Interestingly, the statement was made in the context of a discussion about additional requirements. So there is a new situation and of course I should re-evaluate my options. It might indeed be tempting to just continue “the old way” until you really hit a wall. But if that happens you have consciously increased sunk costs. And even if you can “avoid the wall”, there is still a chance that a fresh look at things could have fostered a better result. So apart from the saved effort (and that is only the analysis, not a code change yet) you can only loose.

The next reason are difficulties with the original approach and of that there had been plenty in our case. Of course people are happy that things finally sort-of work. But the more difficulties there have been along the way, the bigger the risk that the current implementation is either fragile or still has some hidden issues.

And last but not least there are new tools that have become available in the meantime. Whether they have an architectural impact obviously depends on the specific circumstances. And it is a fine line, because there is always temptation to go for the new, cool thing. But does it provide enough added value to accept the risks that come with such a switch? Moving from a relational database to one that is graph-based, is one example that lends itself quite well to this discussion. When your use-case is about “objects” and their relationships with one another (social networks are the standard example here), the change away from a relational database is probably a serious option. If you deal with financial transactions, things look a bit different.

So in a nutshell here are the situations when you should explicitly re-evaluate your application’s architecture:

  • Improved understanding of the original requirements (e.g. after the first release has gone live)
  • New requirements
  • Difficulties faced with the initial approach
  • New alternatives available

So even if you are not such a big fan of re-factoring in the context of architecture, I could hopefully show you some reasons why it is usually the way to go.

Choosing a Technology

I recently started a new hobby project (it is still in stealth mode, so no details yet) and went through the exercise to really carefully think about what technology to use for it. On a very high level the requirements are fairly standard: Web UI, persistence layer, API focus, cross-platform, cloud-ready, continuous delivery, test automation, logging, user and role management, and all the other things.
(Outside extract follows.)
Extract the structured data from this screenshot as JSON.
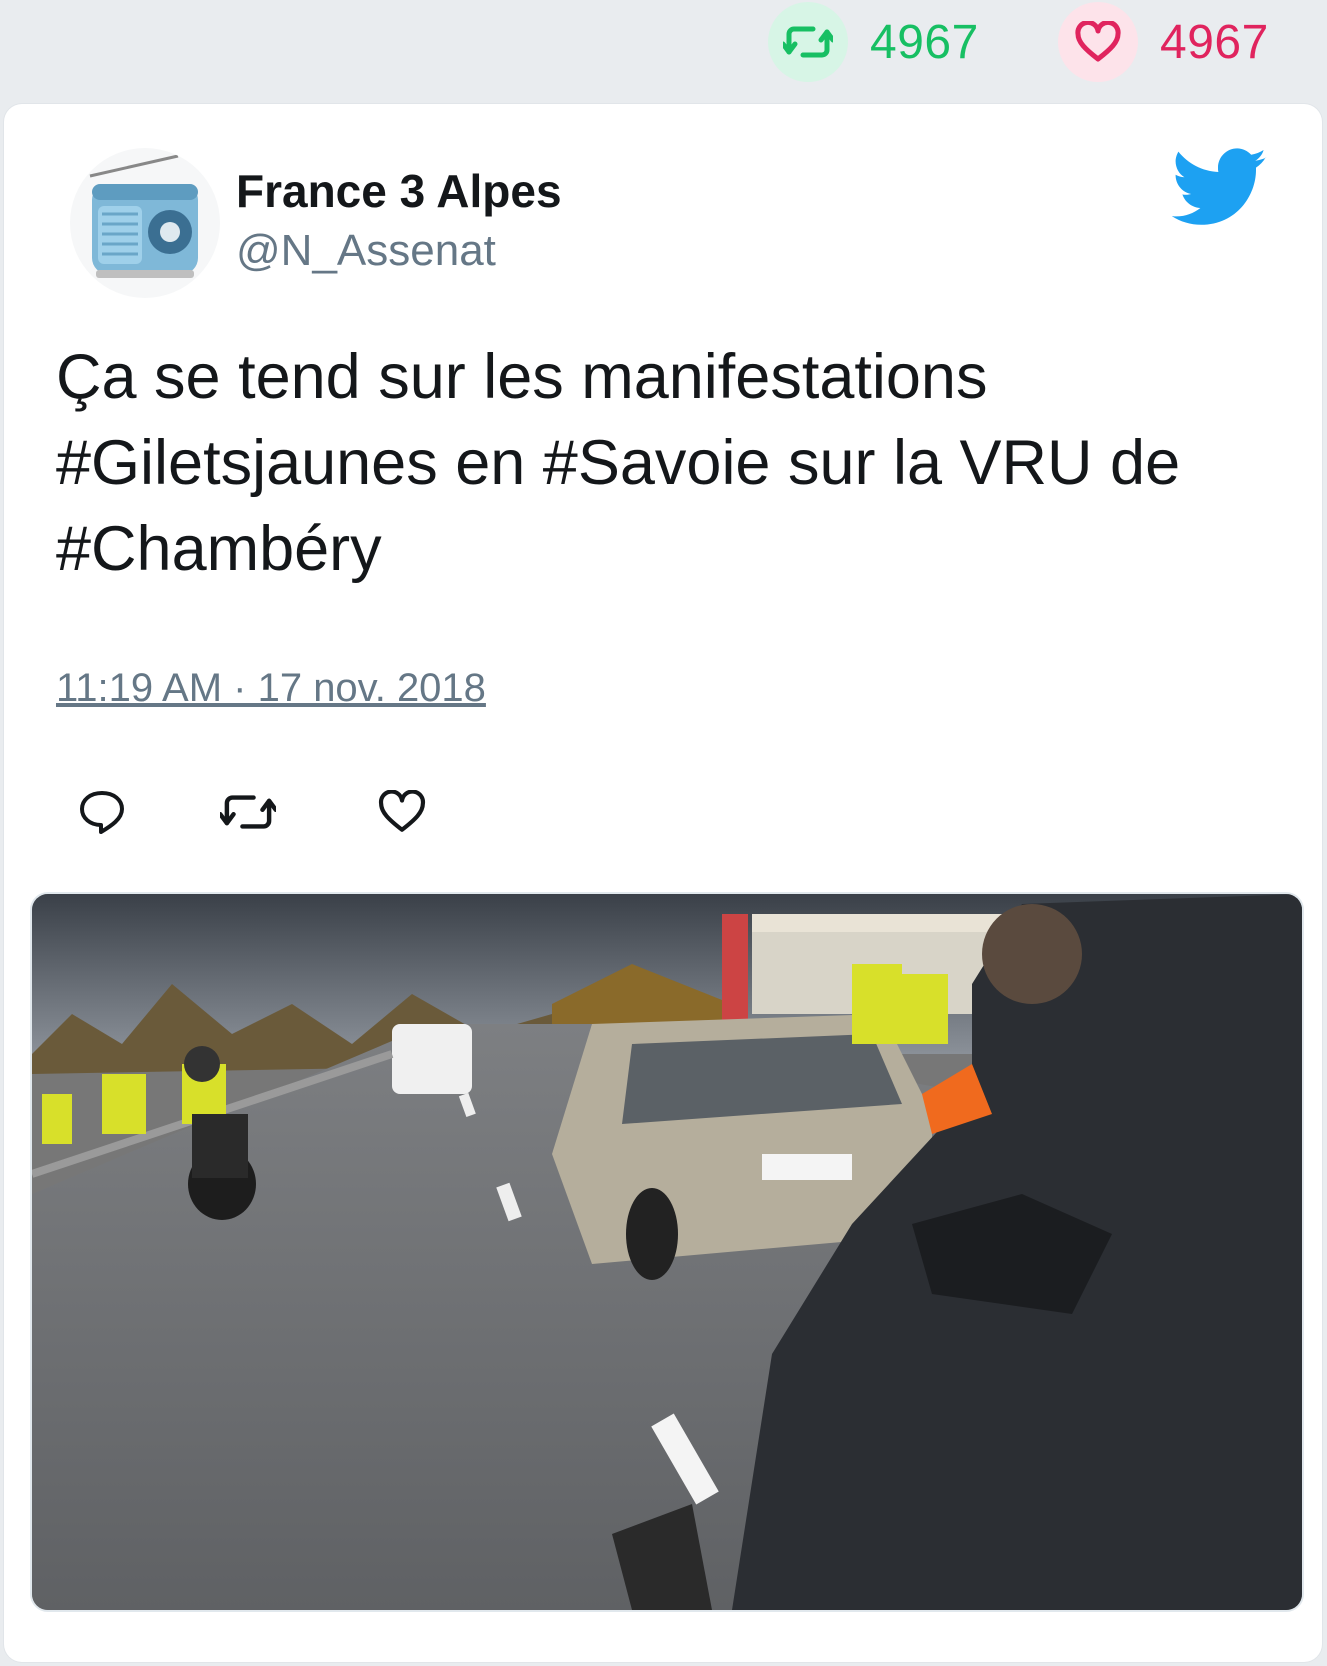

Initially I was wondering about the programming language, but quickly settled for Java. I have reasonable experience with other languages, but Java is definitely where most of my knowledge lies these days. So much for the easy part, because the next question proved to be “slightly” more difficult to answer.

Looking at my requirements it was obvious that developing everything from the ground up would be nonsense. The world does not need yet another persistence framework and I would not see any tangible result for years to come, thus loosing interest to soon. So I started looking around and first went to Spring. There is a plethora of tutorials out there and they show impressive results really quickly. Java EE was not really on my screen then, probably because I still hear some former colleagues complain about J2EE 1.4 in the back of my mind. More importantly, though, my concern was more with agility (Spring) over standards (JEE). My perception with too many Java standards is that they never outgrow infancy, simply because they lack adoption in the real world. On the other hand Spring was created to solve real-world problems in the first place.

But then, when answering a colleague’s question about something totally different, I made the following statement:

I tend to avoid convenience layers, unless I am 100% certain that they can cope with all future requirements.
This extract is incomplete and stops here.